6. nyaris

75K 3.8K 24
                                    

“Chaca.”

Panggilan itu hampir tidak pernah terpikir olehku akan terdengar di salonku. Maksudku, untuk apa Galih datang ke salon khusus perempuan ini? Makanya, aku terkejut melihatnya baru saja masuk.

Apalagi tiga hari lalu, ada adegan di mana kami berpelukan. Aku sendiri merasa agak canggung bertemu dengannya.

Aku mengibas apronku, membersihkan sisa rambut yang mungkin ada di sana lalu menghampiri Galih. “Kak Galih, ngapain ke sini?”

Galih bergeser dari posisinya dan terlihat seorang wanita paruh baya yang ternyata bersembunyi di belakangnya. “Mama gue mau creambath, Cha. Jadi gue rekomendasiin tempat lo.”

“Siang, Tante” Aku mengulurkan tanganku disertai senyum mengembang. Di beberapa bagian wajahnya, kerutan memang cukup kentara. Tapi kerutan itu sama sekali tidak memudarkan kecantikan Mama Galih.

Beliau punya wajah yang adem dan ramah. Agak berbeda dengan Galih yang justru punya struktur wajah tegas, membuat orang-orang merasa segan menegurnya duluan.

Senyum Mama Galih semakin mengembang, diikuti tangannya yang menyambutku. “Siang, sayang. Kamu yang namanya Chaca?”

“Iya, Tante.” Aku melirik Galih sekilas. “Saya temannya Kak Galih.”

“Oh, temen?” Mama Galih tertawa pelan lalu tiba-tiba menyikut anaknya. Sementara Galih malah mengalihkan pandangannya.

Aku tidak mengerti arti aksi kode-kodean mereka hanya bisa mengernyit.

“Mama langsung creambath aja sana,” kata Galih pada mamanya.

Lagi-lagi Mama Galih tertawa sebelum akhirnya menatapku. “Tante duduk di mana, Cha?”

Aku baru saja menengok, Amel lebih dulu menyela sambil menunjuk kursi kosong. “Di sini, Bu.” Mama Galih langsung menghampiri Amel ketika aku mengangguk padanya.

“Kak, lo mau balik atau nunggu di sini?” tanyaku pada Galih yang masih betah berada di posisinya.

“Disuruh nunggu.”

“Ya udah, duduk di sana aja, Kak.
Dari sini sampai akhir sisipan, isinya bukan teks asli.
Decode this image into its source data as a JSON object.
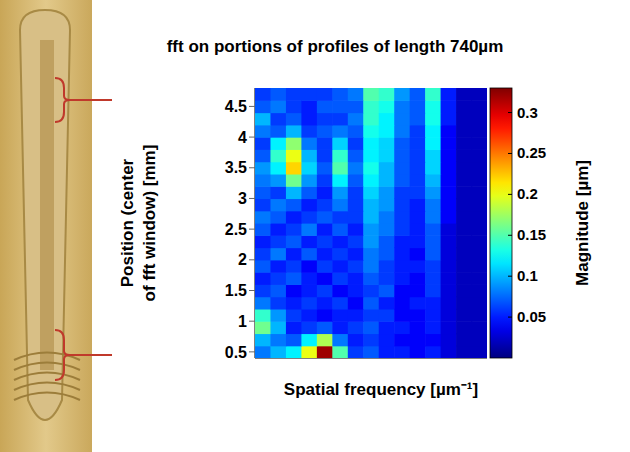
{
  "chart_data": {
    "type": "heatmap",
    "title": "fft on portions of profiles of length 740µm",
    "x_label": "Spatial frequency [µm⁻¹]",
    "y_label": "Position (center of fft window) [mm]",
    "tick_labels": "y",
    "xlim": [
      0,
      0.06
    ],
    "ylim": [
      0.4,
      4.8
    ],
    "yticks": [
      0.5,
      1,
      1.5,
      2,
      2.5,
      3,
      3.5,
      4,
      4.5
    ],
    "x": [
      0.002,
      0.006,
      0.01,
      0.014,
      0.018,
      0.022,
      0.026,
      0.03,
      0.034,
      0.038,
      0.042,
      0.046,
      0.05,
      0.054,
      0.058
    ],
    "y": [
      0.5,
      0.7,
      0.9,
      1.1,
      1.3,
      1.5,
      1.7,
      1.9,
      2.1,
      2.3,
      2.5,
      2.7,
      2.9,
      3.1,
      3.3,
      3.5,
      3.7,
      3.9,
      4.1,
      4.3,
      4.5,
      4.7
    ],
    "cells": [
      [
        0.08,
        0.1,
        0.12,
        0.2,
        0.32,
        0.15,
        0.06,
        0.07,
        0.05,
        0.05,
        0.04,
        0.05,
        0.03,
        0.02,
        0.02
      ],
      [
        0.1,
        0.08,
        0.07,
        0.12,
        0.18,
        0.08,
        0.05,
        0.06,
        0.05,
        0.04,
        0.04,
        0.04,
        0.03,
        0.02,
        0.02
      ],
      [
        0.16,
        0.1,
        0.05,
        0.06,
        0.07,
        0.05,
        0.06,
        0.07,
        0.05,
        0.05,
        0.04,
        0.05,
        0.03,
        0.02,
        0.02
      ],
      [
        0.14,
        0.09,
        0.06,
        0.05,
        0.04,
        0.05,
        0.05,
        0.06,
        0.06,
        0.04,
        0.04,
        0.05,
        0.03,
        0.02,
        0.02
      ],
      [
        0.08,
        0.06,
        0.05,
        0.06,
        0.05,
        0.06,
        0.04,
        0.07,
        0.05,
        0.04,
        0.05,
        0.05,
        0.03,
        0.02,
        0.02
      ],
      [
        0.06,
        0.07,
        0.04,
        0.05,
        0.06,
        0.04,
        0.05,
        0.06,
        0.07,
        0.04,
        0.04,
        0.06,
        0.03,
        0.02,
        0.02
      ],
      [
        0.05,
        0.06,
        0.07,
        0.05,
        0.04,
        0.06,
        0.05,
        0.07,
        0.06,
        0.05,
        0.04,
        0.06,
        0.03,
        0.02,
        0.02
      ],
      [
        0.07,
        0.05,
        0.06,
        0.04,
        0.06,
        0.05,
        0.06,
        0.08,
        0.06,
        0.05,
        0.05,
        0.06,
        0.03,
        0.02,
        0.02
      ],
      [
        0.06,
        0.08,
        0.05,
        0.07,
        0.05,
        0.06,
        0.05,
        0.08,
        0.07,
        0.05,
        0.04,
        0.07,
        0.03,
        0.02,
        0.02
      ],
      [
        0.05,
        0.06,
        0.07,
        0.05,
        0.06,
        0.05,
        0.06,
        0.09,
        0.07,
        0.05,
        0.05,
        0.07,
        0.03,
        0.02,
        0.02
      ],
      [
        0.07,
        0.05,
        0.06,
        0.08,
        0.05,
        0.07,
        0.05,
        0.09,
        0.08,
        0.06,
        0.05,
        0.07,
        0.03,
        0.02,
        0.02
      ],
      [
        0.08,
        0.07,
        0.05,
        0.06,
        0.07,
        0.06,
        0.06,
        0.1,
        0.08,
        0.06,
        0.05,
        0.08,
        0.04,
        0.02,
        0.02
      ],
      [
        0.06,
        0.08,
        0.07,
        0.05,
        0.06,
        0.08,
        0.06,
        0.1,
        0.09,
        0.06,
        0.05,
        0.08,
        0.04,
        0.02,
        0.02
      ],
      [
        0.07,
        0.06,
        0.1,
        0.07,
        0.05,
        0.09,
        0.06,
        0.11,
        0.09,
        0.06,
        0.06,
        0.09,
        0.04,
        0.02,
        0.02
      ],
      [
        0.08,
        0.09,
        0.16,
        0.09,
        0.06,
        0.12,
        0.07,
        0.12,
        0.1,
        0.07,
        0.06,
        0.1,
        0.04,
        0.02,
        0.02
      ],
      [
        0.09,
        0.12,
        0.22,
        0.11,
        0.07,
        0.15,
        0.08,
        0.13,
        0.1,
        0.07,
        0.06,
        0.11,
        0.04,
        0.02,
        0.02
      ],
      [
        0.07,
        0.14,
        0.2,
        0.1,
        0.06,
        0.14,
        0.07,
        0.12,
        0.11,
        0.07,
        0.06,
        0.11,
        0.04,
        0.02,
        0.02
      ],
      [
        0.06,
        0.12,
        0.17,
        0.08,
        0.06,
        0.11,
        0.06,
        0.12,
        0.11,
        0.07,
        0.06,
        0.12,
        0.04,
        0.02,
        0.02
      ],
      [
        0.08,
        0.07,
        0.1,
        0.06,
        0.07,
        0.08,
        0.07,
        0.13,
        0.12,
        0.08,
        0.06,
        0.12,
        0.04,
        0.02,
        0.02
      ],
      [
        0.1,
        0.06,
        0.07,
        0.05,
        0.06,
        0.06,
        0.08,
        0.14,
        0.12,
        0.08,
        0.07,
        0.13,
        0.05,
        0.02,
        0.02
      ],
      [
        0.07,
        0.08,
        0.06,
        0.05,
        0.07,
        0.07,
        0.07,
        0.14,
        0.13,
        0.08,
        0.07,
        0.13,
        0.05,
        0.02,
        0.02
      ],
      [
        0.06,
        0.07,
        0.06,
        0.06,
        0.06,
        0.07,
        0.08,
        0.15,
        0.14,
        0.09,
        0.07,
        0.14,
        0.05,
        0.02,
        0.02
      ]
    ],
    "colorbar": {
      "label": "Magnitude [µm]",
      "range": [
        0,
        0.33
      ],
      "ticks": [
        0.05,
        0.1,
        0.15,
        0.2,
        0.25,
        0.3
      ]
    }
  }
}
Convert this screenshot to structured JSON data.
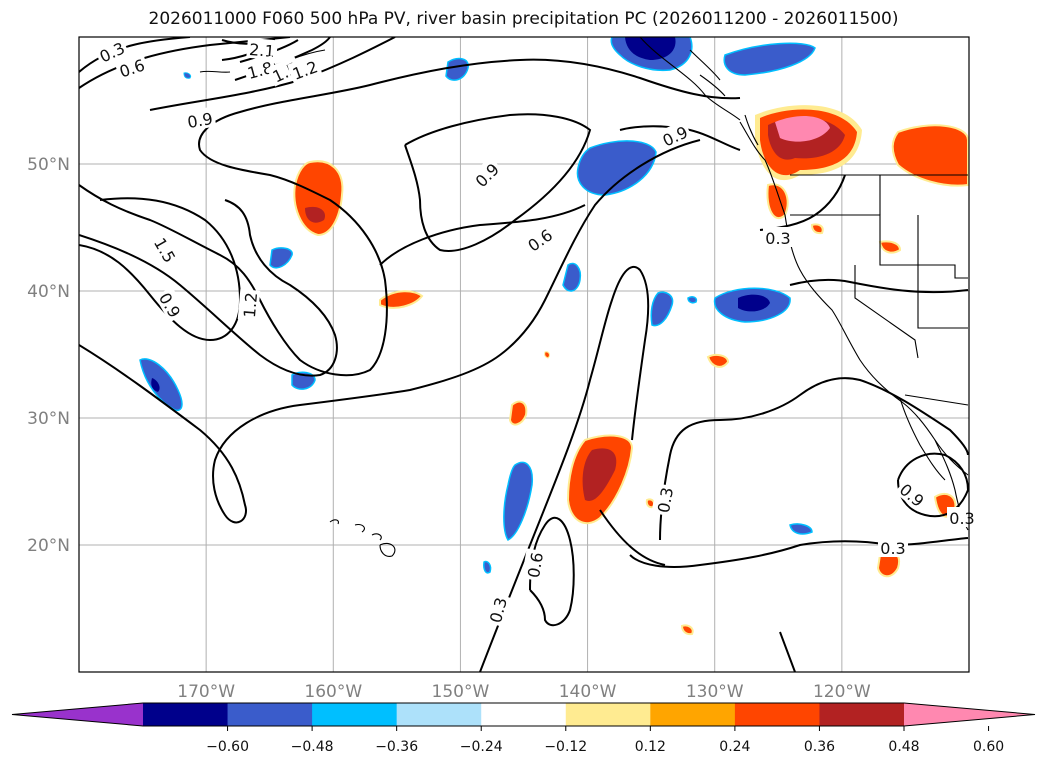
{
  "title": "2026011000 F060 500 hPa PV, river basin precipitation PC (2026011200 - 2026011500)",
  "colors": {
    "contour": "#000000",
    "grid": "#b0b0b0",
    "coast": "#000000"
  },
  "map": {
    "lon_ticks": [
      {
        "lon": -170,
        "label": "170°W"
      },
      {
        "lon": -160,
        "label": "160°W"
      },
      {
        "lon": -150,
        "label": "150°W"
      },
      {
        "lon": -140,
        "label": "140°W"
      },
      {
        "lon": -130,
        "label": "130°W"
      },
      {
        "lon": -120,
        "label": "120°W"
      }
    ],
    "lat_ticks": [
      {
        "lat": 50,
        "label": "50°N"
      },
      {
        "lat": 40,
        "label": "40°N"
      },
      {
        "lat": 30,
        "label": "30°N"
      },
      {
        "lat": 20,
        "label": "20°N"
      }
    ],
    "contour_labels": [
      "0.3",
      "0.6",
      "0.9",
      "1.2",
      "1.5",
      "1.8",
      "2.1"
    ]
  },
  "colorbar": {
    "colors": [
      "#9932CC",
      "#00008B",
      "#3A5CCB",
      "#00BFFF",
      "#ADE1FA",
      "#FFFFFF",
      "#FFEB91",
      "#FFA500",
      "#FF4500",
      "#B22222",
      "#FF88B0"
    ],
    "ticks": [
      "−0.60",
      "−0.48",
      "−0.36",
      "−0.24",
      "−0.12",
      "0.12",
      "0.24",
      "0.36",
      "0.48",
      "0.60"
    ]
  }
}
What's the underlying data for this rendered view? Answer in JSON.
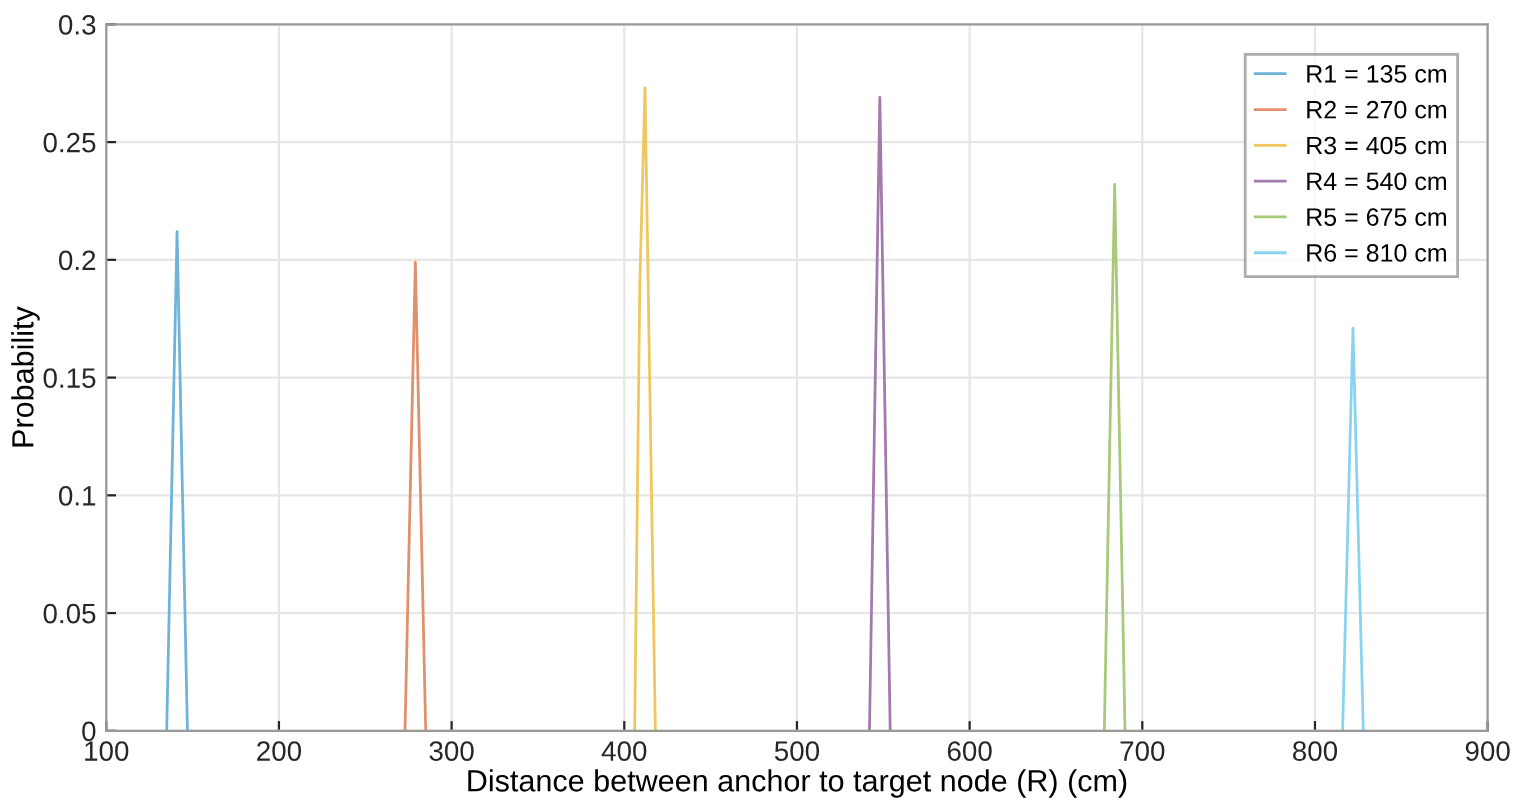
{
  "chart_data": {
    "type": "line",
    "xlabel": "Distance between anchor to target node (R) (cm)",
    "ylabel": "Probability",
    "series": [
      {
        "name": "R1 = 135 cm",
        "color": "#6fb3d9",
        "x": [
          135,
          138,
          141,
          144,
          147
        ],
        "values": [
          0,
          0.106,
          0.212,
          0.106,
          0
        ]
      },
      {
        "name": "R2 = 270 cm",
        "color": "#e0906c",
        "x": [
          273,
          276,
          279,
          282,
          285
        ],
        "values": [
          0,
          0.1,
          0.199,
          0.1,
          0
        ]
      },
      {
        "name": "R3 = 405 cm",
        "color": "#efc75e",
        "x": [
          406,
          409,
          412,
          415,
          418
        ],
        "values": [
          0,
          0.19,
          0.273,
          0.136,
          0
        ]
      },
      {
        "name": "R4 = 540 cm",
        "color": "#a27aab",
        "x": [
          542,
          545,
          548,
          551,
          554
        ],
        "values": [
          0,
          0.134,
          0.269,
          0.134,
          0
        ]
      },
      {
        "name": "R5 = 675 cm",
        "color": "#a8c978",
        "x": [
          678,
          681,
          684,
          687,
          690
        ],
        "values": [
          0,
          0.116,
          0.232,
          0.116,
          0
        ]
      },
      {
        "name": "R6 = 810 cm",
        "color": "#8ad3f0",
        "x": [
          816,
          819,
          822,
          825,
          828
        ],
        "values": [
          0,
          0.086,
          0.171,
          0.086,
          0
        ]
      }
    ],
    "xlim": [
      100,
      900
    ],
    "xticks": [
      100,
      200,
      300,
      400,
      500,
      600,
      700,
      800,
      900
    ],
    "ylim": [
      0,
      0.3
    ],
    "yticks": [
      0,
      0.05,
      0.1,
      0.15,
      0.2,
      0.25,
      0.3
    ],
    "grid": true,
    "legend": "top right",
    "marker": "none",
    "line_style": "solid"
  }
}
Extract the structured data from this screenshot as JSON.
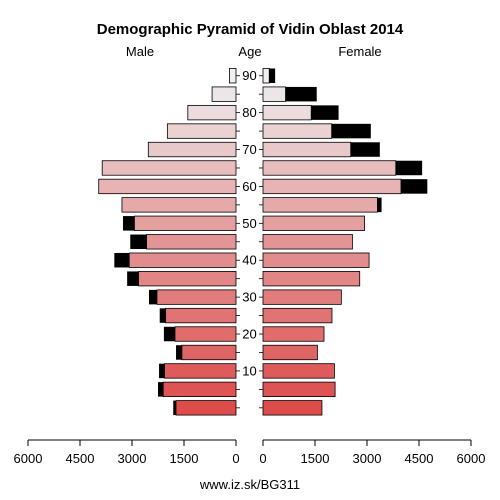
{
  "chart_data": {
    "type": "population-pyramid",
    "title": "Demographic Pyramid of Vidin Oblast 2014",
    "left_label": "Male",
    "center_label": "Age",
    "right_label": "Female",
    "footer": "www.iz.sk/BG311",
    "age_ticks": [
      "10",
      "20",
      "30",
      "40",
      "50",
      "60",
      "70",
      "80",
      "90"
    ],
    "x_ticks_left": [
      "6000",
      "4500",
      "3000",
      "1500",
      "0"
    ],
    "x_ticks_right": [
      "0",
      "1500",
      "3000",
      "4500",
      "6000"
    ],
    "xlim": [
      0,
      6000
    ],
    "age_groups": [
      "0-4",
      "5-9",
      "10-14",
      "15-19",
      "20-24",
      "25-29",
      "30-34",
      "35-39",
      "40-44",
      "45-49",
      "50-54",
      "55-59",
      "60-64",
      "65-69",
      "70-74",
      "75-79",
      "80-84",
      "85-89",
      "90+"
    ],
    "male": {
      "main": [
        1730,
        2100,
        2060,
        1560,
        1760,
        2030,
        2280,
        2810,
        3080,
        2580,
        2930,
        3290,
        3960,
        3860,
        2530,
        1980,
        1390,
        690,
        190
      ],
      "excess": [
        80,
        150,
        160,
        170,
        320,
        170,
        230,
        330,
        430,
        470,
        330,
        0,
        0,
        0,
        0,
        0,
        0,
        0,
        0
      ]
    },
    "female": {
      "main": [
        1700,
        2080,
        2060,
        1570,
        1760,
        1990,
        2260,
        2790,
        3060,
        2580,
        2930,
        3300,
        3980,
        3830,
        2530,
        1980,
        1390,
        650,
        180
      ],
      "excess": [
        0,
        0,
        0,
        0,
        0,
        0,
        0,
        0,
        0,
        0,
        0,
        120,
        760,
        760,
        840,
        1130,
        790,
        900,
        170
      ]
    },
    "colors": {
      "excess": "#000000",
      "stroke": "#000000",
      "young": "#dd4b4b",
      "mid": "#e39595",
      "old": "#eef0f2"
    }
  }
}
Butuh minum nggak?”

“Nggak usah.”

Aku mengangguk. “Oke.” Lalu meninggalkannya untuk melakukan tugasku.

Pelanggan hari ini, dibawa khusus oleh Galih. Maka dari itu, aku yang harus turun tangan. Namun tidak kusangka, sementara melakukan tugasku, Mama Galih tidak berhenti bertanya padaku.

“Cha, kamu sama Galih kenalnya sejak kapan?” tanya Mama Galih untuk kesekian kalinya.

“Dari kuliah, Tante. Tapi dulu nggak deket-deket banget, cuman sebatas kenal. Eh, baru-baru ini kita malah sebelahan apartemen.”

“Berarti baru ini, ya, kalian mulai dekat.”

“Ya gitu deh, Tante. Hehee.”

“Kamu beda umur berapa sama Galih, sayang? Soalnya dari tadi kamu manggilnya Kak Galih.”

“Dua tahun.”

“Oh ya? Tante pikir lebih muda lagi. Ternyata nggak beda jauh sama Galih.”

Aku tertawa ringan. “Makasih pujiannya, Tante. Tau aja pujian yang bikin cewek seneng.”

“Tau, lah. Tante kan juga perempuan.”

Rasa penasaran Mama Galih tentangku masih berlanjut. Sepanjang rambutnya di-creambath, aku tidak diberinya jeda untuk diam.

“Lain kali datang ke rumah Tante, yuk. Tante suka ngobrol sama kamu,” ajak Mama Galih tiba-tiba.

Butuh waktu untukku bisa menjawab ajakan Mama Galih. Ajakannya barusan terlalu mendadak. Dan lagi, aku dan Galih tidak begitu dekat sampai bisa bertandang ke rumah orangtua.